I woke up in a Super 8 Motel in Cleveland, OH this morning…the first official morning 'on the road' after leaving Rochester, NY yesterday. In all fairness, I've been 'on the road' since I left my last contract job in Washington, DC on August 28th. Since then, I've been to New York City, Maine, parts all over upstate New York, including Albany, Ithaca, and Binghamton. I've already done four beautiful interviews with acquaintances, but perhaps because these were all familiar places, and so much of the trip was catching up with loved ones and saying what felt like very real goodbyes (for now, for a long time?), it did not feel like the trip started until last evening.

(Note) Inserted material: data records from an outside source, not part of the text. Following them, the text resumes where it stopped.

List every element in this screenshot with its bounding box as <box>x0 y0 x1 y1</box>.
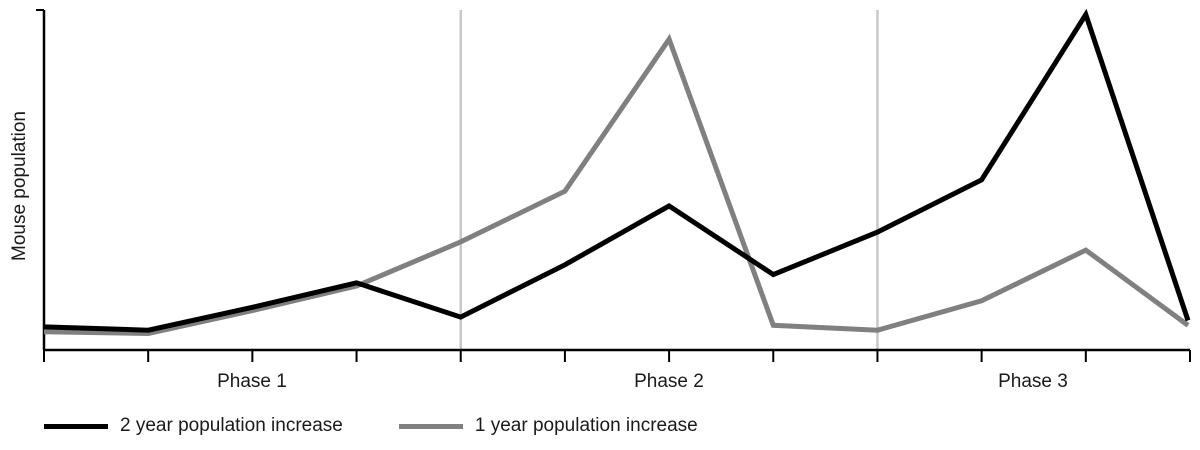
x-tick-label: Phase 2 <box>634 371 704 392</box>
y-axis-label: Mouse population <box>9 111 30 261</box>
x-tick-label: Phase 1 <box>217 371 287 392</box>
legend-label-2-year: 2 year population increase <box>120 415 343 437</box>
legend-swatch-2-year <box>44 424 108 429</box>
legend-item-2-year: 2 year population increase <box>44 415 343 437</box>
series-line-1-year <box>44 39 1188 333</box>
legend-label-1-year: 1 year population increase <box>475 415 698 437</box>
legend-swatch-1-year <box>399 424 463 429</box>
x-tick-label: Phase 3 <box>998 371 1068 392</box>
legend: 2 year population increase 1 year popula… <box>44 413 754 439</box>
legend-item-1-year: 1 year population increase <box>399 415 698 437</box>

In trying to explain what I am doing, and why I am doing it, I often struggle with my words, and refer people to the letter I wrote to potential 'interviewees' - more or less the statement on my "About" page here. After reading it, most people are very excited about the project, but tell me that they themselves are having trouble describing what I am doing to others. I think that perhaps this dilemma stems from the fact that this is an evolving process and project…it is coming out of a deep place of questioning from my heart and, in all honesty, I do not know where this work will lead.
I have faith, however, that I am on the right path. The deep, resounding support that I have received from everyone I have shared this idea with has let me know that, while I am certainly not the first person to ask these questions, to feel called to this type of work, or to attempt the dissemination of wisdom and honest talk about death (please see my "Inspirations" page), the almost desperate words of encouragement I hear from people - "Yes…please! We need more people doing this work!", or, "Where did you come up with this idea? Aren't you afraid to talk to people about this?" - leads me to believe that there are not enough people asking questions about our death culture. There are not enough people questioning why we choose to ignore the most inevitable part of life - the most unavoidable fate of being a human - until it is directly upon us and we are completely unprepared to face it without fear and a million questions of how we feel, how we and our families will cope, how long we are willing to prolong it, and what kind of comfort we need as we navigate all of these waters.
So here I am. A 35-year-old woman who has appeared - to all outside observers - to be wandering across the landscape of her life in every oddball way possible. But all that wandering has led me here, and I hope that the rich tapestry of people, lessons, and experience that this untraditional life has given me affords me the openness I think I will need to truly hear what people are telling me. It is only through listening that we truly learn what other people need, and my greatest hope is to come to a deeper understanding of where our society's needs surrounding death lie, and discover a way to contribute to filling in that pain with comfort.